A Solution To The Problem Of The Aging EA-6B Prowler

The April 16 Inside the Ring item "Prowler Problems" contained important insights concerning the excessive workloads being shouldered by crews of the Navy's EA-6B Prowler aircraft. Unfortunately, the situation is even worse than the column reported, as I noted in recent testimony before the procurement subcommittee of the House Armed Services Committee.

Not only is the highly trained personnel for the Prowler resigning the service in near-record numbers, but the aircraft is being overburdened severely by too many missions in too many places. The head of aviation, plans and requirements, Rear Adm. John Johnson, warned in 1997 that the Prowlers were "flying their lives away" over Yugoslavia, and the situation has grown worse since then.

The carrier-based EA-6B is a system that seldom gets the media play given fighters and bombers, but it is essential to the success of joint air campaigns. With the retirement of the Air Force's last EF-111 Raven a year ago, the Prowler is now the nation's only airborne tactical jammer, a system that blinds and deceives enemy air defenses so that other aircraft can deliver their ordnance. Without such "electronic warfare" capabilities over Kosovo, the NATO allies probably already would have suffered considerable losses of aircraft (at least among the 95 percent of aircraft that are not stealthy).

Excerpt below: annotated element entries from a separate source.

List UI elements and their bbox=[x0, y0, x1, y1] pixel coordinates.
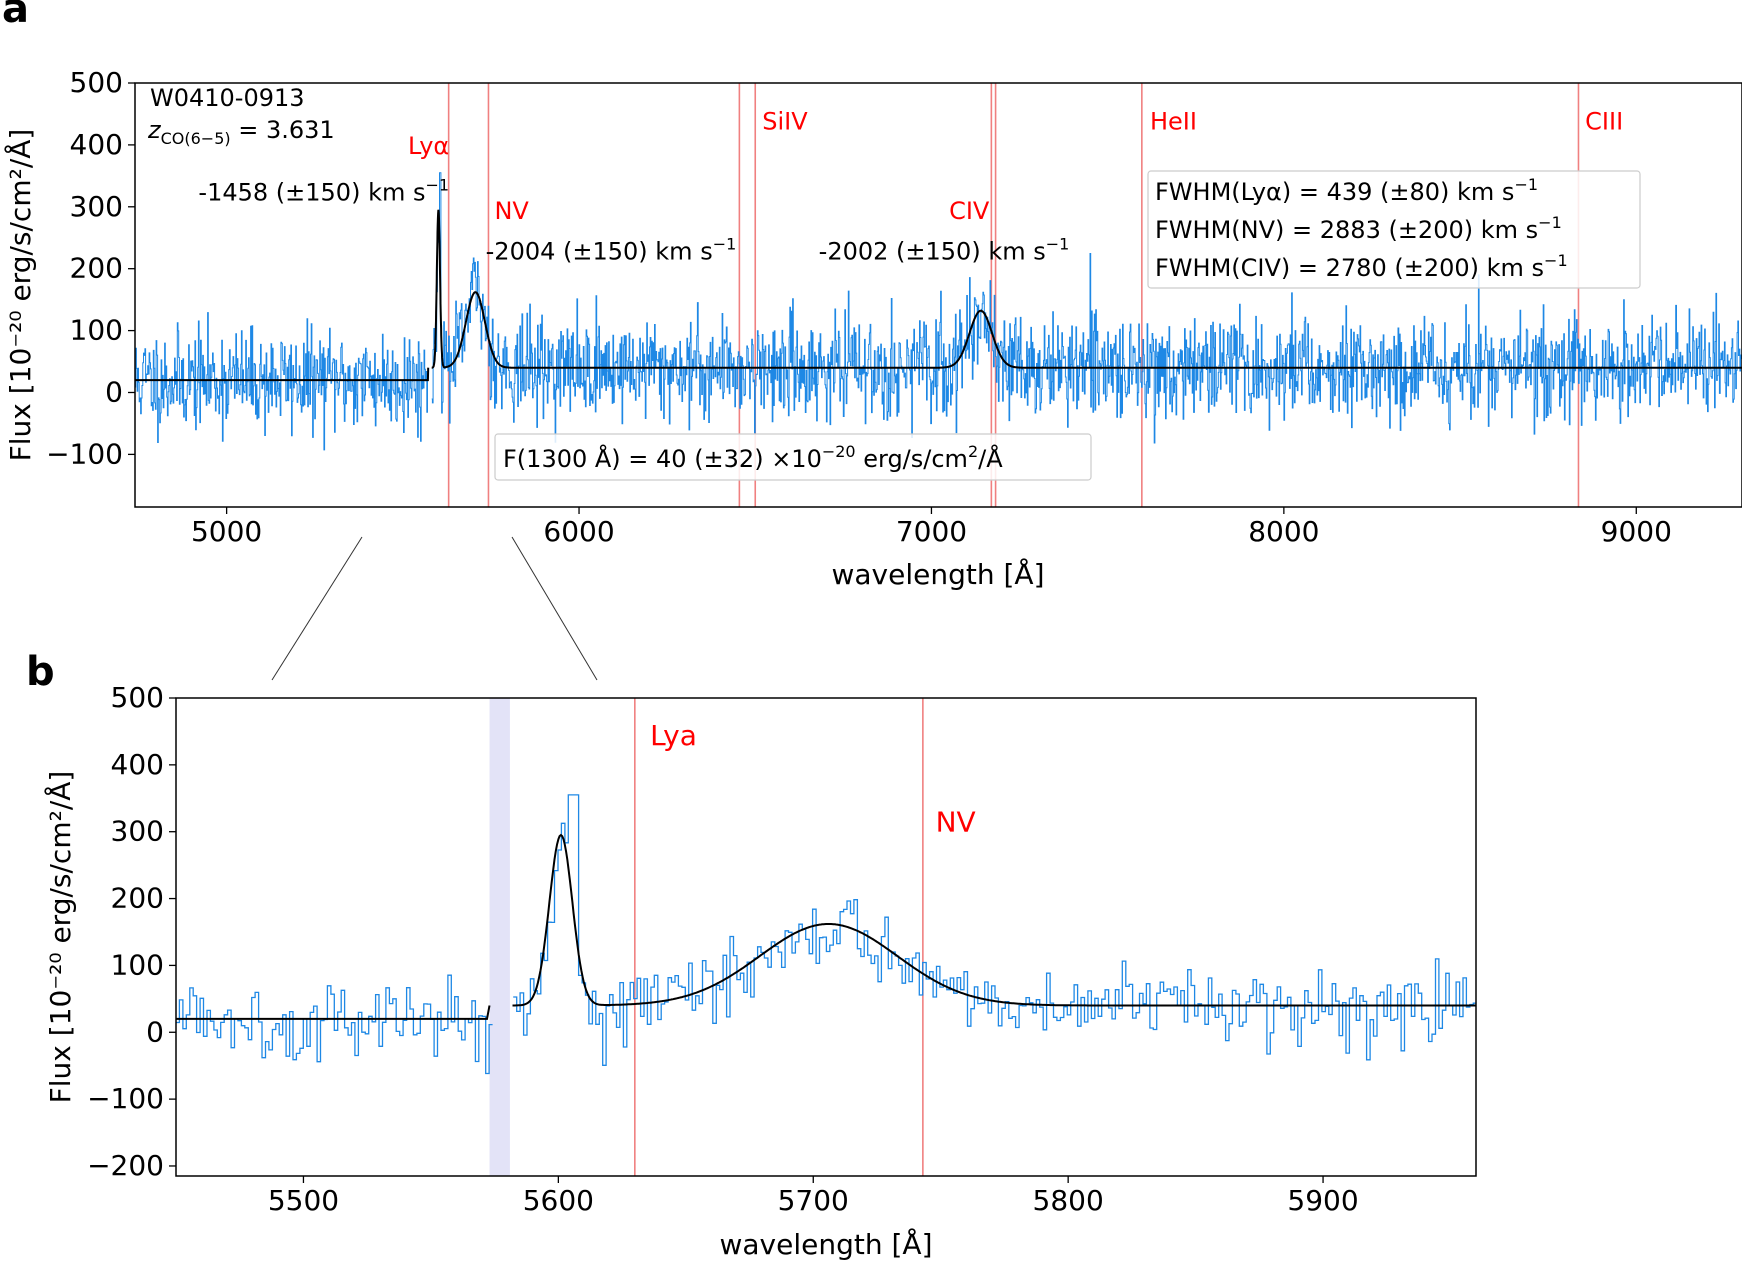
y-tick-label: 200 bbox=[111, 882, 164, 915]
y-tick-label: 0 bbox=[105, 375, 123, 408]
velocity-nv-sup: −1 bbox=[713, 234, 737, 253]
source-label: W0410-0913 bbox=[150, 84, 305, 112]
y-tick-label: −200 bbox=[87, 1149, 164, 1182]
panel-a-letter: a bbox=[2, 0, 29, 32]
flux-sq: 2 bbox=[968, 442, 978, 461]
y-tick-label: 300 bbox=[111, 815, 164, 848]
y-tick-label: 400 bbox=[70, 128, 123, 161]
y-tick-label: −100 bbox=[87, 1082, 164, 1115]
fwhm-civ-text: FWHM(CIV) = 2780 (±200) km s bbox=[1155, 254, 1544, 282]
fwhm-civ-sup: −1 bbox=[1544, 251, 1568, 270]
marker-label-siiv: SiIV bbox=[762, 107, 808, 135]
spectrum-line bbox=[135, 172, 1742, 451]
velocity-nv-text: -2004 (±150) km s bbox=[486, 237, 713, 265]
marker-label-ciii: CIII bbox=[1585, 107, 1623, 135]
panel-b-letter: b bbox=[26, 649, 55, 695]
y-tick-label: 100 bbox=[111, 948, 164, 981]
panel-a-frame bbox=[134, 82, 1742, 508]
x-tick-label: 7000 bbox=[896, 515, 967, 548]
zoom-connector-right bbox=[511, 536, 598, 681]
fwhm-box: FWHM(Lyα) = 439 (±80) km s−1 FWHM(NV) = … bbox=[1147, 170, 1641, 289]
flux-suffix: erg/s/cm bbox=[856, 445, 968, 473]
panel-b-frame bbox=[175, 697, 1477, 1177]
x-tick-label: 9000 bbox=[1601, 515, 1672, 548]
y-tick-label: 400 bbox=[111, 748, 164, 781]
gaussian-fit-line bbox=[135, 209, 1742, 382]
gaussian-fit-line bbox=[176, 833, 1476, 1020]
fwhm-nv: FWHM(NV) = 2883 (±200) km s−1 bbox=[1155, 213, 1562, 244]
redshift-symbol: z bbox=[147, 116, 162, 144]
y-tick-label: 500 bbox=[111, 681, 164, 714]
panel-a-ylabel: Flux [10⁻²⁰ erg/s/cm²/Å] bbox=[3, 129, 37, 462]
velocity-civ-sup: −1 bbox=[1046, 234, 1070, 253]
marker-label-nv-b: NV bbox=[936, 806, 976, 839]
y-tick-label: 300 bbox=[70, 190, 123, 223]
marker-label-heii: HeII bbox=[1150, 107, 1197, 135]
velocity-label-lya: -1458 (±150) km s−1 bbox=[198, 176, 449, 207]
y-tick-label: 500 bbox=[70, 66, 123, 99]
redshift-label: zCO(6−5) = 3.631 bbox=[147, 116, 335, 148]
velocity-civ-text: -2002 (±150) km s bbox=[819, 237, 1046, 265]
flux-box-frame bbox=[494, 433, 1092, 481]
zoom-connector-left bbox=[271, 536, 363, 681]
excluded-band bbox=[489, 698, 510, 1176]
redshift-value: = 3.631 bbox=[231, 116, 335, 144]
flux-box: F(1300 Å) = 40 (±32) ×10−20 erg/s/cm2/Å bbox=[494, 433, 1092, 481]
fwhm-lya-text: FWHM(Lyα) = 439 (±80) km s bbox=[1155, 178, 1514, 206]
fwhm-box-frame bbox=[1147, 170, 1641, 289]
x-tick-label: 5800 bbox=[1033, 1184, 1104, 1217]
fwhm-nv-text: FWHM(NV) = 2883 (±200) km s bbox=[1155, 216, 1538, 244]
fwhm-civ: FWHM(CIV) = 2780 (±200) km s−1 bbox=[1155, 251, 1568, 282]
x-tick-label: 6000 bbox=[543, 515, 614, 548]
velocity-label-nv: -2004 (±150) km s−1 bbox=[486, 234, 737, 265]
panel-b-xlabel: wavelength [Å] bbox=[719, 1227, 932, 1261]
panel-a-plot: 5000 6000 7000 8000 9000 −100 0 100 200 300 400 50… bbox=[3, 66, 1742, 591]
marker-label-civ: CIV bbox=[949, 197, 990, 225]
flux-prefix: F(1300 Å) = 40 (±32) ×10 bbox=[503, 444, 822, 473]
y-tick-label: −100 bbox=[46, 437, 123, 470]
x-tick-label: 5700 bbox=[778, 1184, 849, 1217]
fwhm-lya-sup: −1 bbox=[1514, 175, 1538, 194]
y-tick-label: 100 bbox=[70, 314, 123, 347]
spectrum-line bbox=[176, 794, 1476, 1075]
fwhm-lya: FWHM(Lyα) = 439 (±80) km s−1 bbox=[1155, 175, 1538, 206]
flux-exp: −20 bbox=[822, 442, 856, 461]
fwhm-nv-sup: −1 bbox=[1538, 213, 1562, 232]
panel-b-ylabel: Flux [10⁻²⁰ erg/s/cm²/Å] bbox=[43, 771, 77, 1104]
marker-label-nv: NV bbox=[494, 197, 529, 225]
y-tick-label: 200 bbox=[70, 252, 123, 285]
y-tick-label: 0 bbox=[146, 1015, 164, 1048]
x-tick-label: 5900 bbox=[1287, 1184, 1358, 1217]
flux-end: /Å bbox=[978, 444, 1003, 473]
x-tick-label: 5500 bbox=[268, 1184, 339, 1217]
velocity-lya-sup: −1 bbox=[425, 176, 449, 195]
redshift-subscript: CO(6−5) bbox=[161, 129, 231, 148]
panel-a-xlabel: wavelength [Å] bbox=[831, 557, 1044, 591]
velocity-label-civ: -2002 (±150) km s−1 bbox=[819, 234, 1070, 265]
marker-label-lya: Lyα bbox=[408, 132, 449, 160]
x-tick-label: 8000 bbox=[1248, 515, 1319, 548]
x-tick-label: 5000 bbox=[191, 515, 262, 548]
x-tick-label: 5600 bbox=[523, 1184, 594, 1217]
marker-label-lya-b: Lya bbox=[650, 719, 697, 752]
velocity-lya-text: -1458 (±150) km s bbox=[198, 179, 425, 207]
flux-text: F(1300 Å) = 40 (±32) ×10−20 erg/s/cm2/Å bbox=[503, 442, 1003, 473]
panel-b-plot: 5500 5600 5700 5800 5900 −200 −100 0 100 200 300 4… bbox=[43, 681, 1477, 1261]
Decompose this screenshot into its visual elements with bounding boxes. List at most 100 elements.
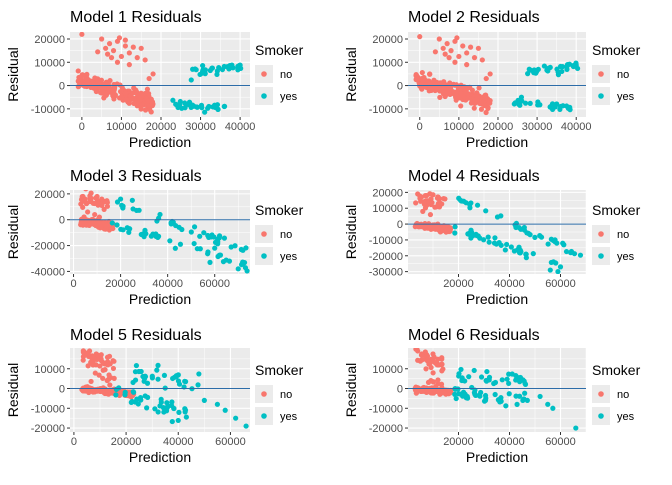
point-yes (525, 230, 532, 236)
point-yes (471, 367, 477, 374)
point-yes (195, 382, 201, 388)
point-yes (214, 401, 220, 407)
y-tick-label: -10000 (31, 104, 65, 116)
point-yes (537, 393, 543, 400)
legend-marker-no (261, 231, 267, 237)
point-yes (482, 392, 489, 399)
point-yes (561, 242, 567, 248)
point-yes (232, 243, 238, 249)
point-no (131, 95, 137, 102)
point-no (128, 394, 134, 400)
point-no (423, 366, 429, 372)
chart-title: Model 1 Residuals (70, 9, 202, 26)
point-yes (546, 65, 552, 71)
point-yes (202, 109, 208, 115)
point-yes (205, 249, 211, 255)
point-yes (118, 226, 124, 232)
point-no (94, 352, 100, 358)
point-no (122, 90, 129, 96)
point-yes (537, 233, 543, 239)
point-yes (550, 405, 556, 411)
point-yes (182, 378, 188, 384)
point-no (447, 91, 453, 98)
point-yes (161, 372, 168, 379)
x-tick-label: 40000 (561, 121, 592, 133)
point-yes (573, 425, 579, 431)
point-no (98, 352, 104, 358)
x-tick-label: 40000 (163, 436, 194, 448)
point-yes (221, 103, 227, 110)
point-yes (143, 231, 149, 237)
y-tick-label: -20000 (31, 241, 65, 253)
point-no (98, 356, 104, 362)
data-points (75, 32, 244, 115)
point-no (454, 35, 460, 41)
point-no (446, 87, 452, 94)
point-yes (133, 362, 140, 369)
point-yes (160, 405, 167, 411)
legend-label-no: no (617, 389, 629, 401)
point-yes (520, 377, 526, 383)
x-tick-label: 30000 (522, 121, 553, 133)
point-no (146, 75, 152, 82)
point-yes (201, 230, 207, 236)
point-no (118, 94, 125, 100)
point-yes (573, 62, 579, 68)
point-no (430, 379, 436, 385)
point-no (100, 375, 106, 381)
point-yes (547, 267, 553, 273)
point-yes (459, 375, 465, 381)
y-axis-label: Residual (343, 363, 359, 417)
point-yes (216, 235, 222, 241)
point-yes (167, 238, 173, 244)
x-axis-label: Prediction (466, 134, 528, 150)
legend: Smoker no yes (255, 362, 304, 425)
point-no (106, 376, 112, 382)
point-no (435, 224, 441, 231)
point-yes (555, 269, 561, 274)
point-yes (555, 72, 562, 78)
point-no (443, 227, 450, 233)
legend-marker-yes (598, 413, 604, 419)
y-axis-label: Residual (5, 205, 21, 259)
chart-title: Model 5 Residuals (70, 327, 202, 344)
y-tick-label: -30000 (369, 267, 403, 279)
x-axis-label: Prediction (129, 449, 191, 465)
point-no (104, 203, 111, 209)
legend-title: Smoker (255, 42, 304, 58)
point-no (419, 86, 425, 92)
point-no (426, 199, 432, 205)
point-yes (196, 371, 202, 377)
data-points (78, 190, 250, 274)
point-yes (513, 373, 519, 379)
y-axis-label: Residual (343, 47, 359, 101)
chart-panel-1: Model 1 Residuals 0 10000 20000 30000 40000 -1… (5, 9, 304, 150)
point-no (472, 97, 478, 103)
point-yes (527, 100, 533, 106)
point-yes (568, 250, 574, 256)
point-yes (557, 103, 564, 110)
point-yes (206, 234, 212, 240)
point-no (440, 366, 446, 372)
point-yes (197, 246, 203, 252)
point-yes (458, 366, 464, 373)
point-no (137, 97, 143, 103)
y-tick-label: -10000 (31, 403, 65, 415)
point-yes (171, 405, 177, 412)
point-no (111, 96, 117, 102)
point-no (435, 377, 441, 383)
point-yes (491, 380, 497, 387)
point-no (126, 62, 132, 68)
x-tick-label: 10000 (106, 121, 137, 133)
point-yes (531, 67, 538, 73)
point-no (134, 55, 140, 61)
legend-label-yes: yes (280, 251, 298, 263)
point-yes (212, 245, 218, 251)
legend: Smoker no yes (592, 362, 641, 425)
point-no (96, 220, 102, 226)
point-no (432, 49, 438, 55)
x-tick-label: 60000 (545, 436, 576, 448)
point-no (442, 51, 448, 57)
point-yes (492, 235, 498, 241)
point-yes (235, 266, 241, 272)
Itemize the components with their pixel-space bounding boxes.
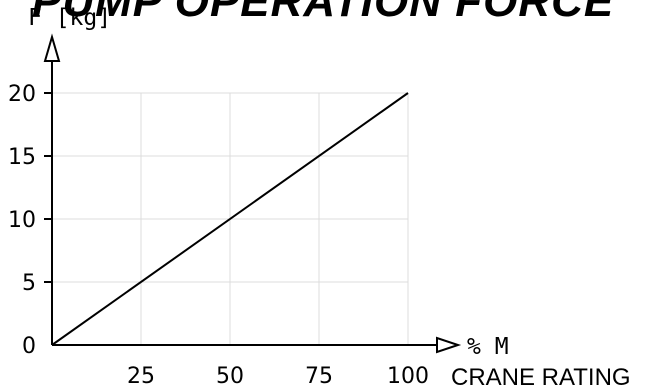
series (51, 92, 409, 346)
y-axis-arrow-icon (43, 33, 61, 62)
y-tick-label-5: 5 (22, 271, 36, 296)
y-tick-label-15: 15 (8, 145, 36, 170)
x-tick-label-50: 50 (216, 364, 244, 388)
x-axis-caption: CRANE RATING (451, 364, 631, 388)
x-axis-arrow-icon (436, 336, 462, 354)
x-axis-label: % M (467, 334, 509, 360)
y-tick-label-20: 20 (8, 82, 36, 107)
ticks: 25 50 75 100 0 5 10 15 20 (8, 82, 429, 388)
axes (43, 33, 462, 354)
y-tick-label-0: 0 (22, 334, 36, 359)
x-tick-label-25: 25 (127, 364, 155, 388)
chart-title: PUMP OPERATION FORCE (32, 0, 615, 26)
x-tick-label-75: 75 (305, 364, 333, 388)
x-tick-label-100: 100 (387, 364, 429, 388)
y-tick-label-10: 10 (8, 208, 36, 233)
y-axis-label: F [kg] (28, 5, 111, 31)
series-line-0 (51, 92, 409, 346)
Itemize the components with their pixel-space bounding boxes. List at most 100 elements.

But there are too few Prowlers, and they are aging rapidly. The average EA-6B today is 16 years old. The Prowlers also probably will suffer significant attrition from combat and training exercises, with the current inventory of 120 planes falling below operational requirements sometime around 2010.

The Navy is equipping the Prowler fleet with new wings and greatly enhanced electronic-warfare equipment, but it obviously can't fly the same tired old airframes forever. In order to be ready with a next-generation tactical jammer, the Navy needs to begin planning one today.

It probably is too late to develop a clean-sheet aircraft, but it is not too late to adapt some existing aircraft. The obvious candidate is the F/A-18 E/F Super Hornet, the Navy's main strike aircraft for the next 20 years. Developing a derivative of the Super Hornet would assure timely availability, reduce logistics costs by sharing support efforts, guarantee that future jammers can keep up with strike aircraft and probably cut the average cost of all Super Hornets.

But if we don't get going now, this generation of leaders may well be remembered as the people who compromised America's air superiority by not thinking clearly about future requirements. The costs of acting are relatively modest, but the consequences of failing to act could be huge.

Loren B. Thompson, Chief operating officer, Lexington Institute, Arlington

Editor's Note: The article referred to appeared in the Current News Early Bird, April 16, 1999.